What's the best advice you've ever been given?
There’s been so many. The best advice is from a buddy of mine who’s been an amazing friend to me and super successful in what he’s doing. He told me that he never had a Plan B - which is honestly an incredible thing to say. If you think about society right now, we’re in a culture of having a Plan B, C, D as a back up. You don't realize it, but that already sets doubt in your mind for the possibility of failure.
Not having a Plan B is in direct contrast to how culture tells you to plan and build your professional career. It's risky, but it's also believing in yourself and your dreams. Instead, I can put everything and all of my soul into this one thing, and hopefully watch fruit come out of it. It’s not necessarily advice my buddy gave me, but it is something that he said which has carried a huge weight in everything I have done professionally and continue to do.
"Instead, I can put everything and all of my soul into this one thing, and hopefully watch fruit come out of it."
Tell us about your morning ritual.
Depending on how tired I am, I try to wake up around 6 o’clock and just go run. And then, I come back, hydrate, shower, and all that jazz. Once I'm ready for the day, I take a moment to pray, meditate, and kind of evaluate where I currently am and where I want to go that day. Then, it's time to go and conquer.
Oh man - and I do drink coffee. Straight black. I’m not the best at figuring out what’s in what bean or what not, but if it’s just straight black, I know I will usually enjoy it.
Spoiler alert: you're a customer of ours. What's your favorite product or is there one you look forward to trying?

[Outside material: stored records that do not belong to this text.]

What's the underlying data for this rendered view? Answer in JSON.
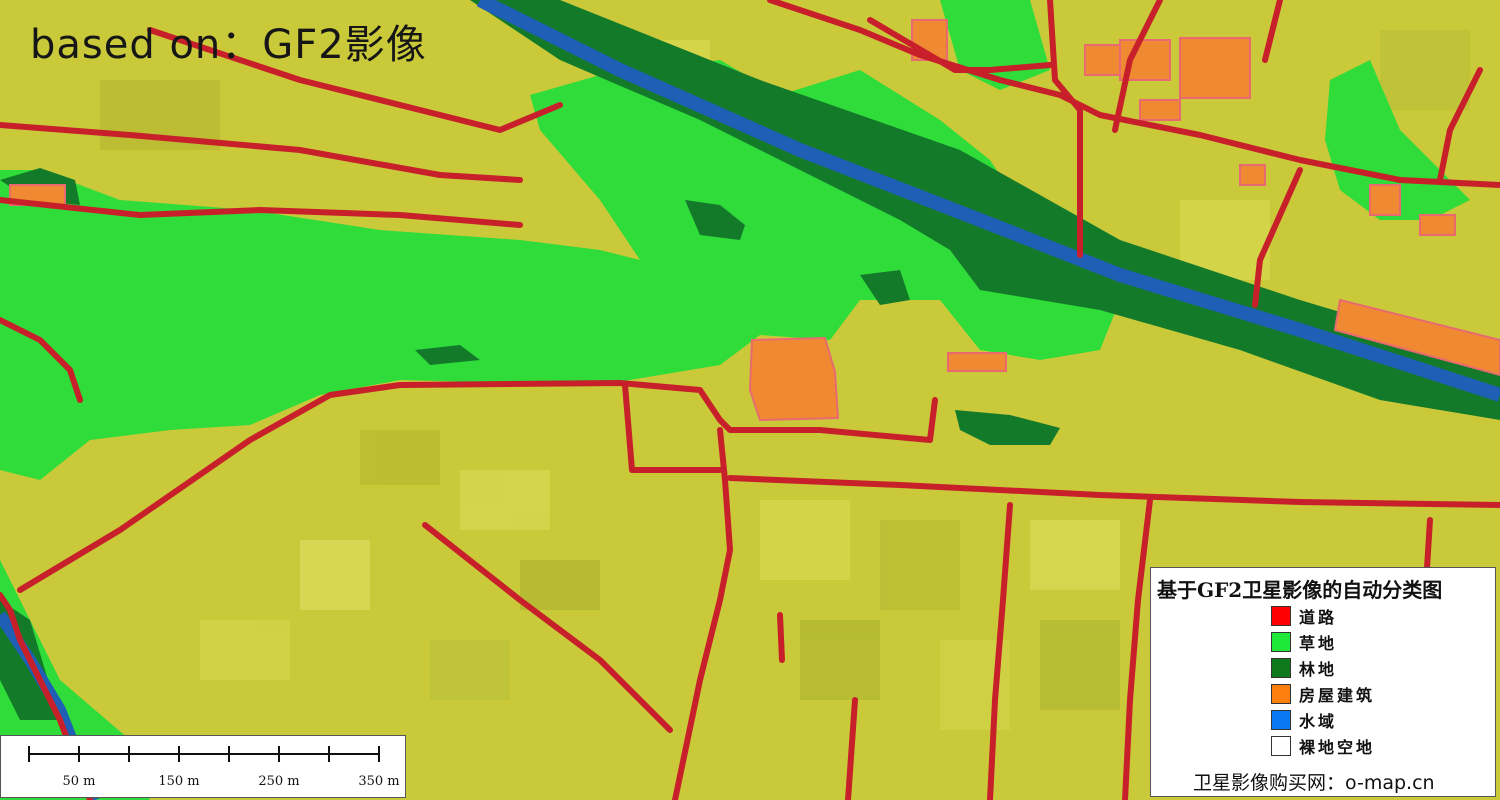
{
  "watermark": {
    "text": "based on：GF2影像"
  },
  "legend": {
    "title": "基于GF2卫星影像的自动分类图",
    "items": [
      {
        "label": "道路",
        "color": "#ff0000"
      },
      {
        "label": "草地",
        "color": "#1ee83a"
      },
      {
        "label": "林地",
        "color": "#0e7a1c"
      },
      {
        "label": "房屋建筑",
        "color": "#ff7f0e"
      },
      {
        "label": "水域",
        "color": "#0a78f0"
      },
      {
        "label": "裸地空地",
        "color": "#ffffff"
      }
    ],
    "footer": "卫星影像购买网：o-map.cn"
  },
  "scalebar": {
    "labels": [
      "50 m",
      "150 m",
      "250 m",
      "350 m"
    ]
  },
  "colors": {
    "farmland": "#c9c93a",
    "grass": "#2fdc3a",
    "forest": "#137a2a",
    "road": "#c8202a",
    "building": "#f08a32",
    "water": "#1f5fb5"
  }
}
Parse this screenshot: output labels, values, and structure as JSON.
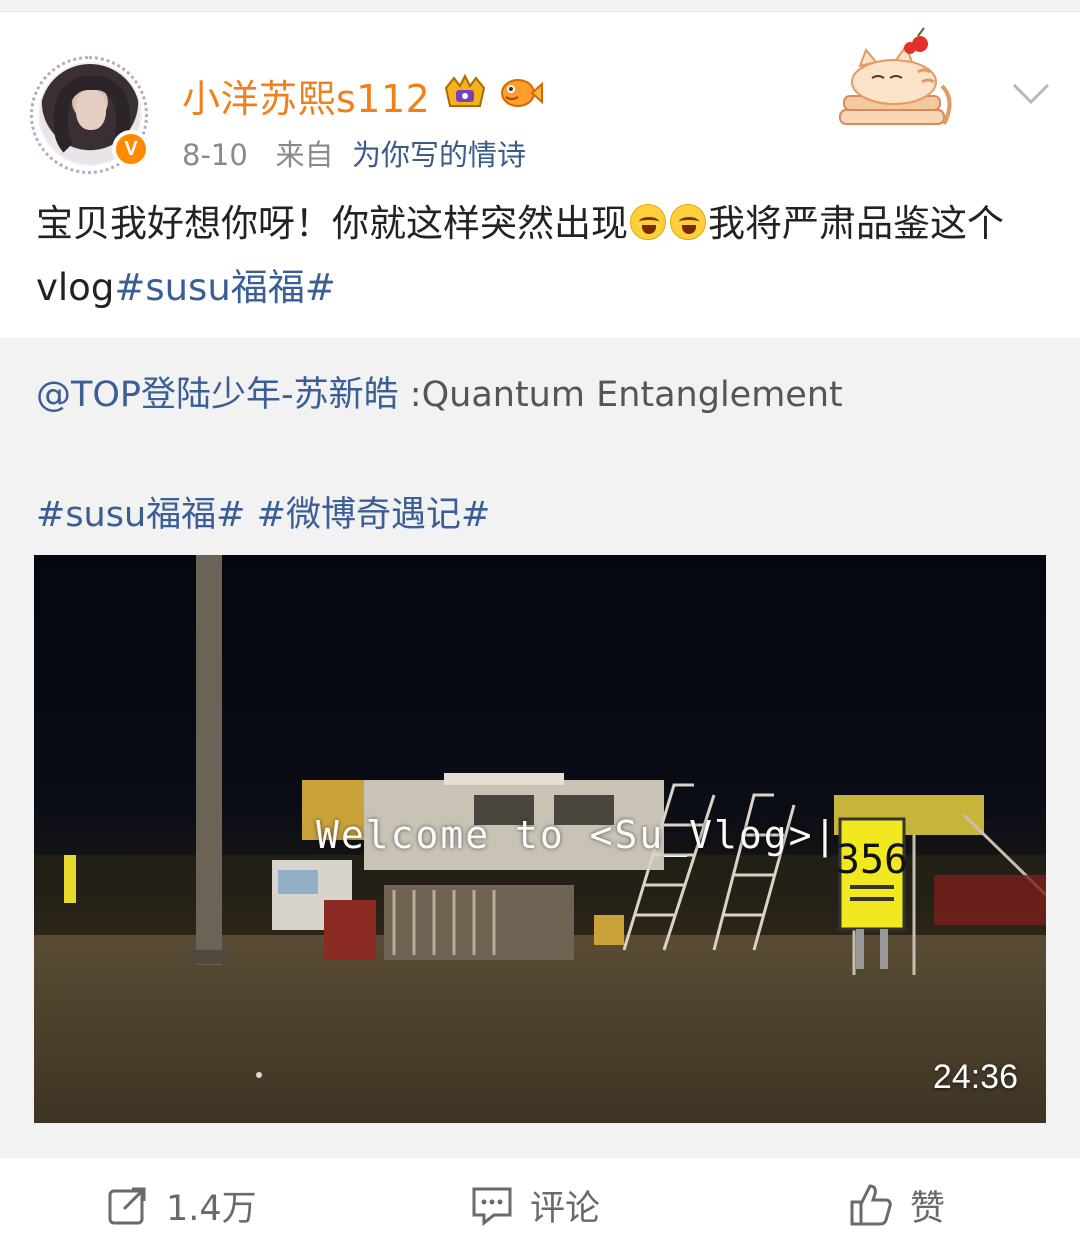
{
  "post": {
    "username": "小洋苏熙s112",
    "date": "8-10",
    "from_label": "来自",
    "source": "为你写的情诗",
    "text_part1": "宝贝我好想你呀！你就这样突然出现",
    "text_part2": "我将严肃品鉴这个vlog",
    "topic": "#susu福福#",
    "emoji": "laugh-tears-emoji"
  },
  "repost": {
    "mention": "@TOP登陆少年-苏新皓",
    "title_text": " :Quantum Entanglement",
    "topics": "#susu福福# #微博奇遇记#"
  },
  "video": {
    "overlay_title": "Welcome to <Su_Vlog>|",
    "sign_number": "356",
    "duration": "24:36"
  },
  "actions": {
    "repost_count": "1.4万",
    "comment_label": "评论",
    "like_label": "赞"
  },
  "colors": {
    "username": "#f0801a",
    "link": "#3a5e95",
    "verified": "#ff8a00"
  },
  "icons": [
    "chevron-down-icon",
    "repost-icon",
    "comment-icon",
    "like-icon",
    "crown-badge-icon",
    "fish-badge-icon",
    "cat-sticker-icon"
  ]
}
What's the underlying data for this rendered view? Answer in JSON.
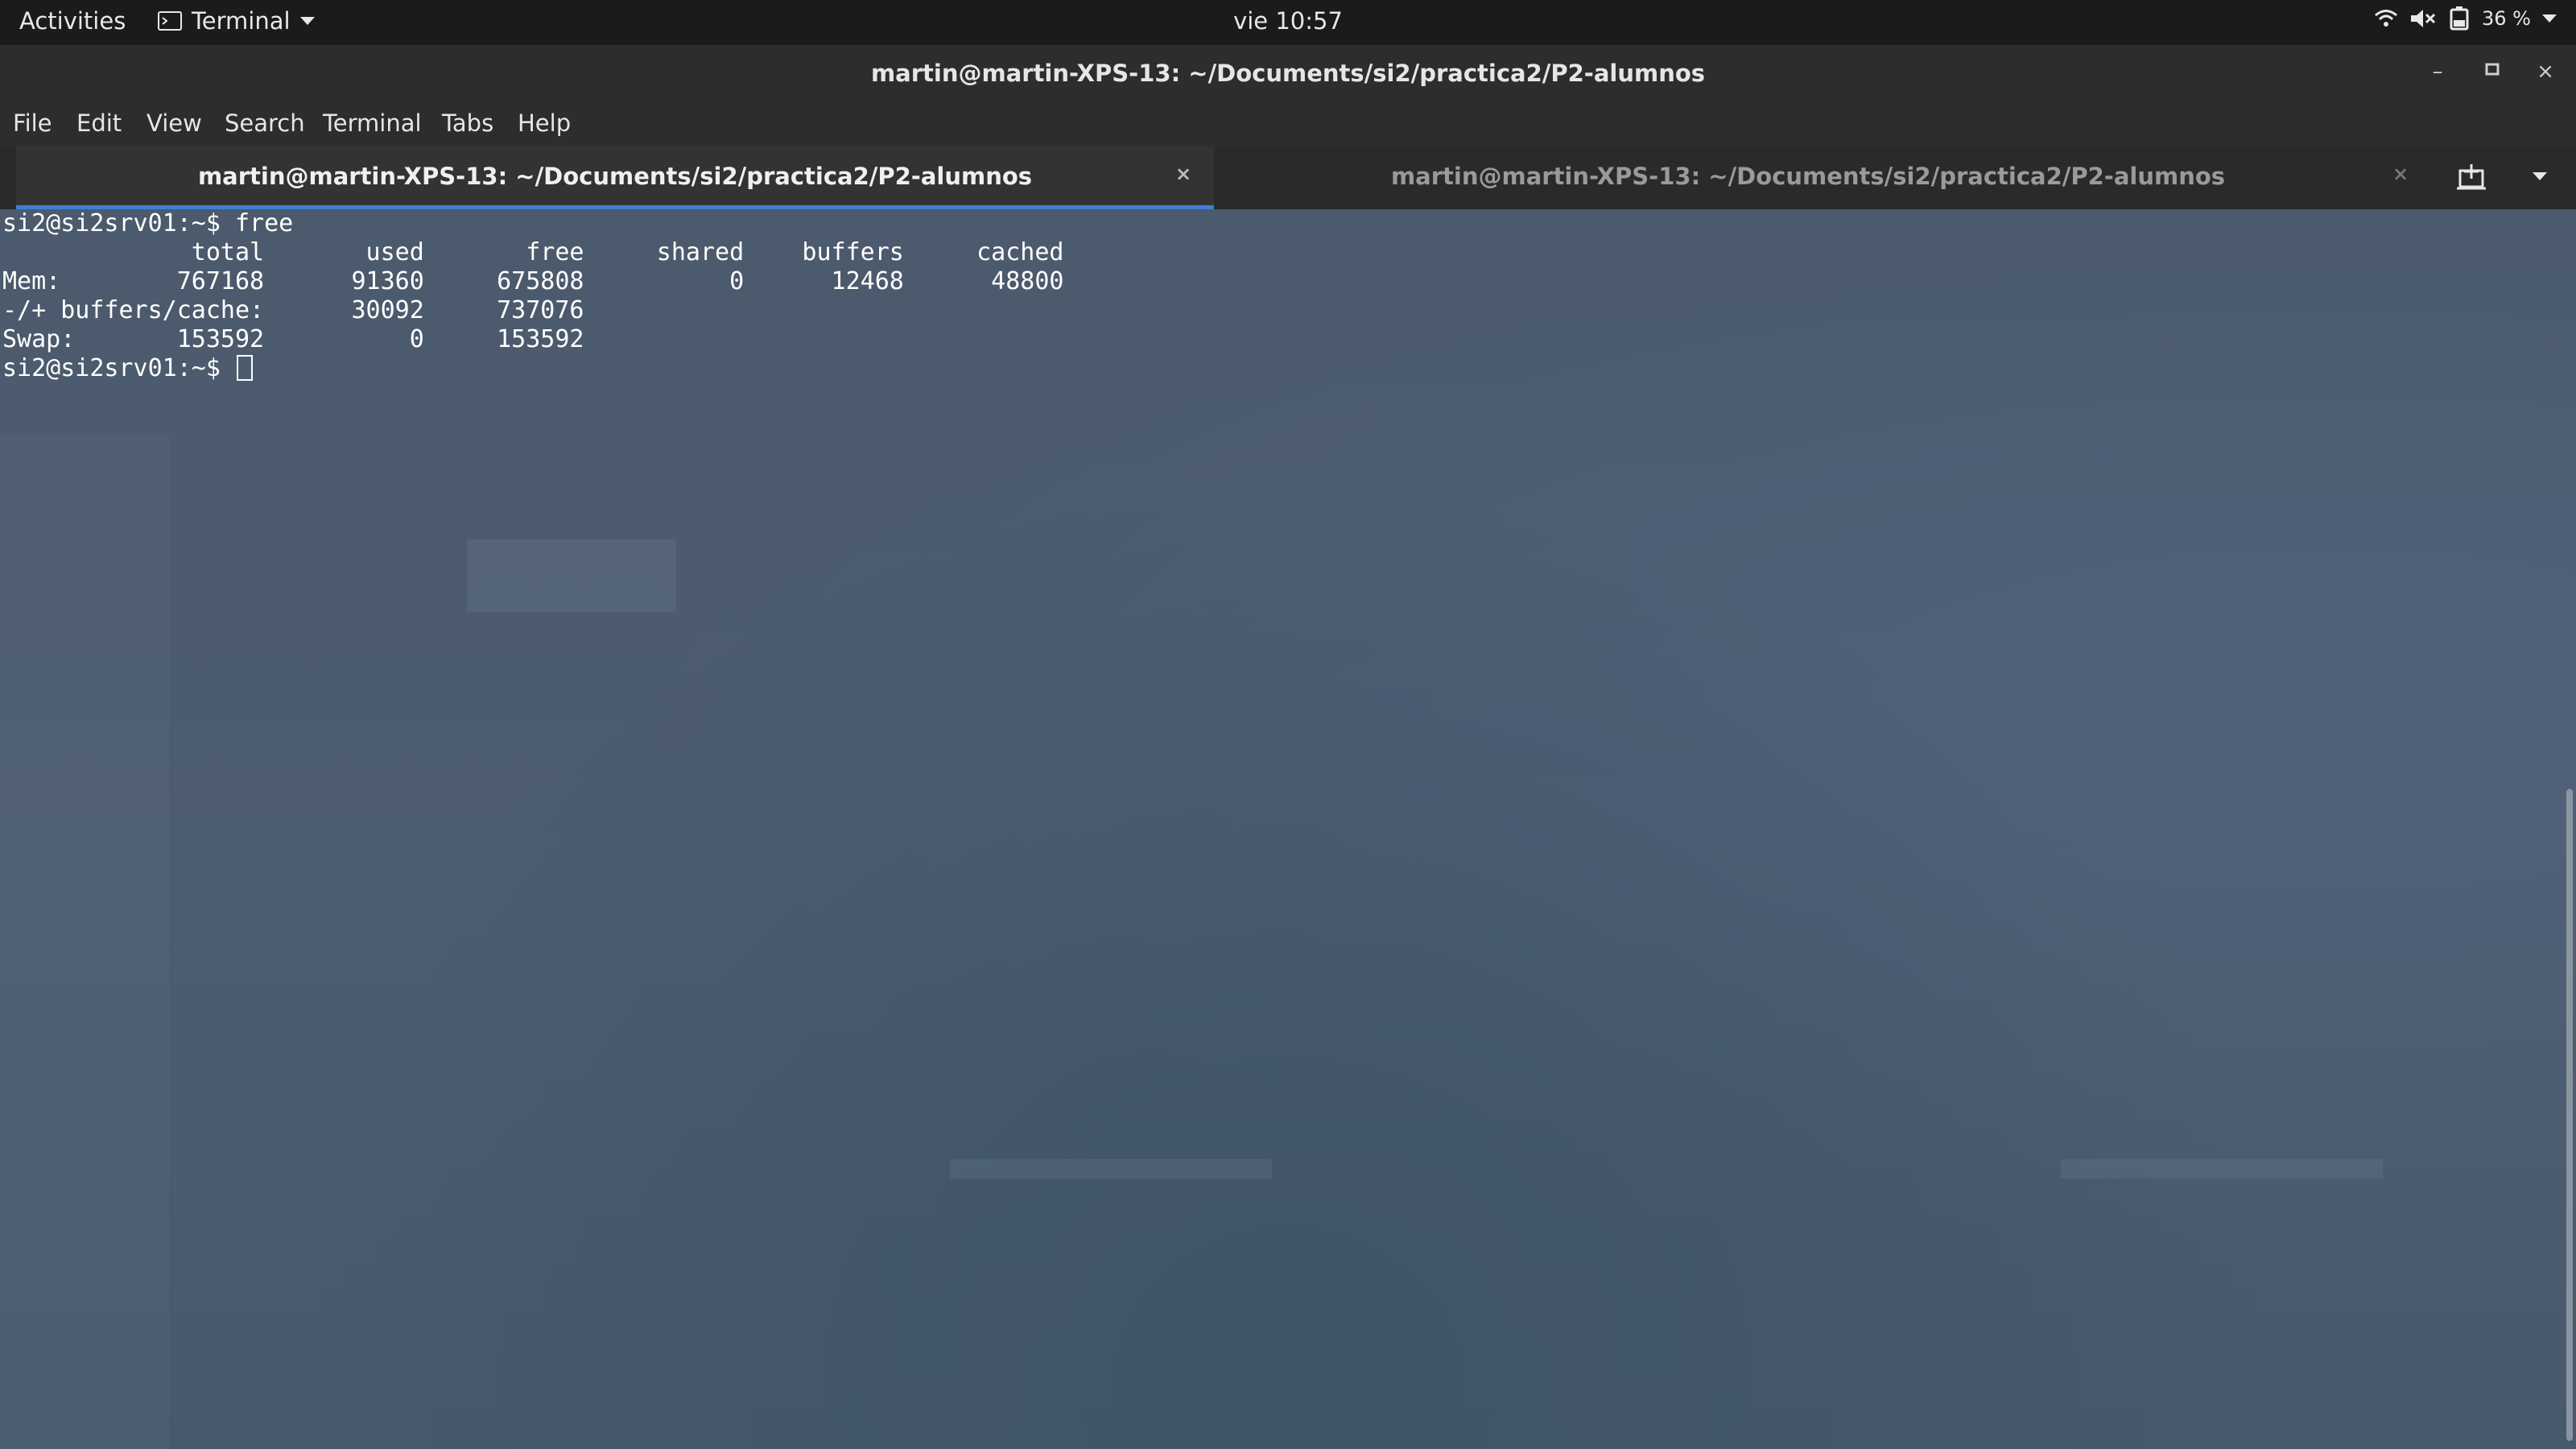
{
  "topbar": {
    "activities": "Activities",
    "app_name": "Terminal",
    "clock": "vie 10:57",
    "battery": "36 %"
  },
  "window": {
    "title": "martin@martin-XPS-13: ~/Documents/si2/practica2/P2-alumnos"
  },
  "menubar": [
    "File",
    "Edit",
    "View",
    "Search",
    "Terminal",
    "Tabs",
    "Help"
  ],
  "tabs": [
    {
      "label": "martin@martin-XPS-13: ~/Documents/si2/practica2/P2-alumnos",
      "close": "×",
      "active": true
    },
    {
      "label": "martin@martin-XPS-13: ~/Documents/si2/practica2/P2-alumnos",
      "close": "×",
      "active": false
    }
  ],
  "terminal": {
    "lines": [
      "si2@si2srv01:~$ free",
      "             total       used       free     shared    buffers     cached",
      "Mem:        767168      91360     675808          0      12468      48800",
      "-/+ buffers/cache:      30092     737076",
      "Swap:       153592          0     153592"
    ],
    "prompt": "si2@si2srv01:~$ "
  },
  "icons": {
    "wifi": "wifi-icon",
    "volume": "volume-muted-icon",
    "battery": "battery-icon",
    "terminal_app": "terminal-icon",
    "new_tab": "new-tab-icon"
  },
  "colors": {
    "accent": "#3d7fd6",
    "terminal_bg": "#4b5a6c"
  }
}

I actually have the Single Edge, and it’s freaking amazing. The first thing that got me was the weight of it. The fact that it is heavy and has some heft to it has allowed me to actually grip it. Plus - the weight did everything for me and my shave. I usually either have the 5 o’clock shadow going on or grow out my beard, and this has been the perfect tool to clean up everything. Not only is it really cool looking, but I actually love the product.
Everything else available on the market is made of cheap plastic, and you feel like you have to use pressure with it to get a close shave. The Single Edge literally does everything for you, and you just have to guide it to get a great shave, which is amazing. Also, there's just a masculine aspect to the razor with it's clean aesthetic - it just looks cool sitting there on your bathroom counter.
What's next for you?
Words cannot even begin or come close to describing how I feel right now. This month I'll be playing a couple of shows during the SXSW Conference in Austin. The first show on March 9th I will be opening for the amazing Chvrches and Jade Bird. The second show I'll be joining a lineup of amazing artists for a Mahogany showcase on March 14th. If you're in Austin, mark your calendars and don't be a stranger.
Last, and certainly not least, I will be dropping a new single from my upcoming EP very soon. It's been a long time coming, and I'm thrilled to finally have it available to the public.